Bishop's Message: Saying Yes to God This Christmas
Dear People of the Diocese of Wisconsin,
I heard a radio interview once in which John Lennon, the former Beatle, recalled how he met Yoko Ono. He had been invited by a friend to a conceptual art show. He found one piece of the exhibit particularly intriguing. It was a step ladder that led to a magnifying glass hanging from the ceiling. Lennon climbed the ladder. He looked through the magnifying glass at a small note taped to the ceiling. The note contained one tiny word – yes. Moved by this small declaration of hope, Lennon found the artist – Yoko Ono – and the rest, as they say, is history.
The anticipation of Advent season is about to shift to the celebration of the birth of Jesus. Like that hopeful word that so moved John Lennon, the word God spoke in speaking the Word into the quiet of Mary’s womb, into the insignificant manger in little Bethlehem, and hence into the world, was God’s still, small “yes” to humanity.

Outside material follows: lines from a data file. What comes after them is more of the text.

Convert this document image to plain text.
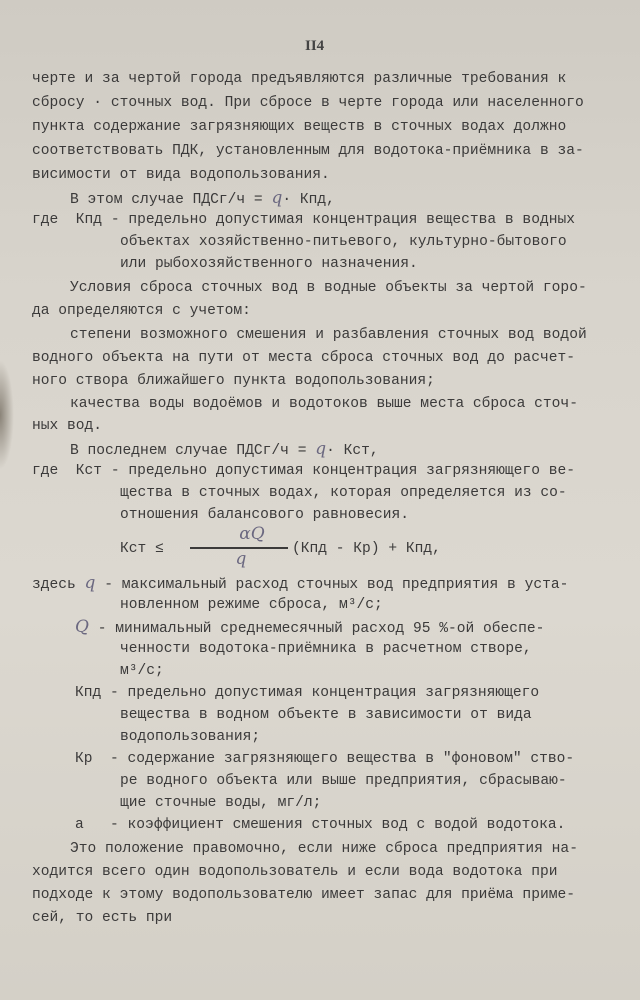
II4
черте и за чертой города предъявляются различные требования к
сбросу · сточных вод. При сбросе в черте города или населенного
пункта содержание загрязняющих веществ в сточных водах должно
соответствовать ПДК, установленным для водотока-приёмника в за-
висимости от вида водопользования.
В этом случае ПДСг/ч = q· Кпд,
где  Кпд - предельно допустимая концентрация вещества в водных
объектах хозяйственно-питьевого, культурно-бытового
или рыбохозяйственного назначения.
Условия сброса сточных вод в водные объекты за чертой горо-
да определяются с учетом:
степени возможного смешения и разбавления сточных вод водой
водного объекта на пути от места сброса сточных вод до расчет-
ного створа ближайшего пункта водопользования;
качества воды водоёмов и водотоков выше места сброса сточ-
ных вод.
В последнем случае ПДСг/ч = q· Кст,
где  Кст - предельно допустимая концентрация загрязняющего ве-
щества в сточных водах, которая определяется из со-
отношения балансового равновесия.
здесь q - максимальный расход сточных вод предприятия в уста-
новленном режиме сброса, м³/с;
Q - минимальный среднемесячный расход 95 %-ой обеспе-
ченности водотока-приёмника в расчетном створе,
м³/с;
Кпд - предельно допустимая концентрация загрязняющего
вещества в водном объекте в зависимости от вида
водопользования;
Кр  - содержание загрязняющего вещества в "фоновом" ство-
ре водного объекта или выше предприятия, сбрасываю-
щие сточные воды, мг/л;
а   - коэффициент смешения сточных вод с водой водотока.
Это положение правомочно, если ниже сброса предприятия на-
ходится всего один водопользователь и если вода водотока при
подходе к этому водопользователю имеет запас для приёма приме-
сей, то есть при
Кст ≤
αQ
q	(Кпд - Кр) + Кпд,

The Incarnation affirms the fundamental goodness of being human with all our vulnerability, awkwardness, and anguish. There is no aspect of authentic human experience, however mundane, that is not blessed and honored by the divine enfleshment. There is no human experience, however awful, that is Godforsaken – God is with us (Matthew 1:23). At the heart of it all is not silence or indifference, but an exultant and relentless Yes!. God has created us to hear that yes and, in the Incarnation, declared us – each of us – unequivocally worthy of his attention and fellowship. The Word became flesh and lived among us (John 1:14).
To be sure, from our earliest days, humans have responded by ignoring or rejecting God's Yes and preferring in our ignorance and willfulness to speak our own “yes” to ourselves, for ourselves. But we are unable to speak an adequate yes on our own, and our self-referential “yes” invariably fragments into myriad “no's,” resulting in the incoherence of sin. To the obstinate “no” of human violence, selfishness, pride, and greed – of all that refuses or denies God’s Yes – we hear a terrifying and resolute “No!” Our “no” and God’s “No!” finally meet in Jesus on the cross. The human “no” is answered by God’s No! and, in the resurrection of Jesus on Easter morning, God’s fundamental, relentless Yes to humanity (indeed, to all creation) is reasserted.
This season we celebrate God’s yes coming quietly into our midst in the birth of Jesus. And we rejoice that that yes has resounded through the centuries and rings in our own hearts. And we recommit ourselves to responding to God’s yes with our own yes – to God, to all other human beings, and to the rest of creation.